>Spoken as a true EMACS user... You see, there is one nasty problem -
>inside devfs is _not_ a normal fs. Unfortunately this "inside" includes
>the interface with VFS. It makes VFS-related changes much trickier. Yes,
>current device handling is not good either. The right thing would be a
>separate fs that WOULD NOT BE MOUNTED. Devices should live there. Device
>inodes in ext2/ufs/etc. (including devfs, BTW) should be considered as
>pseudo-links to that filesystem. IOW, we ought to have two in-core inodes
>here instead of trying to stuff everything into one. It's not the same as
>Richard's devfs, but it would be useful for all filesystems and it would
>offload lots of stuff from devfs proper. Devfs in its current form tries
>to do way too many things and effectively ties hands to VFS work. Badly.
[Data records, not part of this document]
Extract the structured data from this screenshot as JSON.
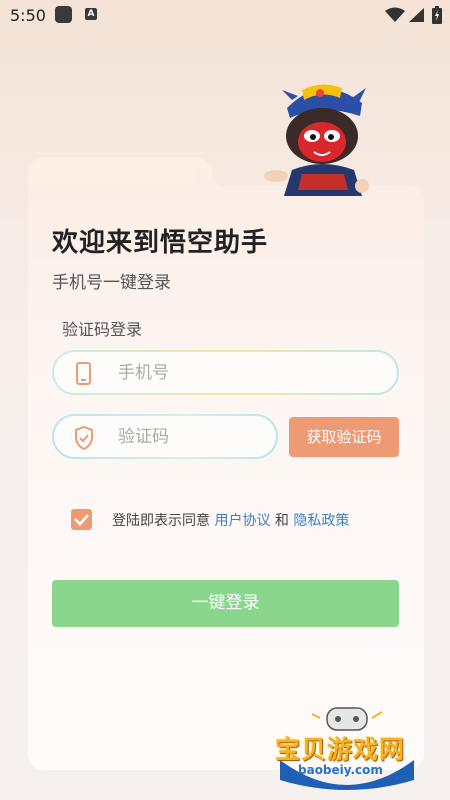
{
  "status_bar": {
    "time": "5:50",
    "icons": [
      "app-icon",
      "a-icon",
      "wifi-icon",
      "signal-icon",
      "battery-icon"
    ]
  },
  "header": {
    "title": "欢迎来到悟空助手",
    "subtitle": "手机号一键登录"
  },
  "form": {
    "section_label": "验证码登录",
    "phone_placeholder": "手机号",
    "code_placeholder": "验证码",
    "get_code_label": "获取验证码",
    "agree_prefix": "登陆即表示同意",
    "user_agreement": "用户协议",
    "and_text": "和",
    "privacy_policy": "隐私政策",
    "agree_checked": true,
    "login_label": "一键登录"
  },
  "watermark": {
    "logo_text": "宝贝游戏网",
    "url": "baobeiy.com"
  },
  "colors": {
    "accent_orange": "#ee9a74",
    "login_green": "#8ad68d",
    "link_blue": "#3b82c4"
  }
}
>That's my main problem with it - user-visible interface is less severe
>one.Interesting take on the concept, however, is it really that different?
I'm not sure I understand how device nodes on UFS/ext2/etc could be
pseudolinks to in-core quasi mount points. Don't get me wrong, I
believe you, I just lack understanding.
One thing I think this approach lacks (or may lack) is an easy
automatic device node creation. With devfs, the deivce node is
as if it is created implicitely upon registration by the driver.
I might be WAYY off base, so correct me if I'm grossly mistaken.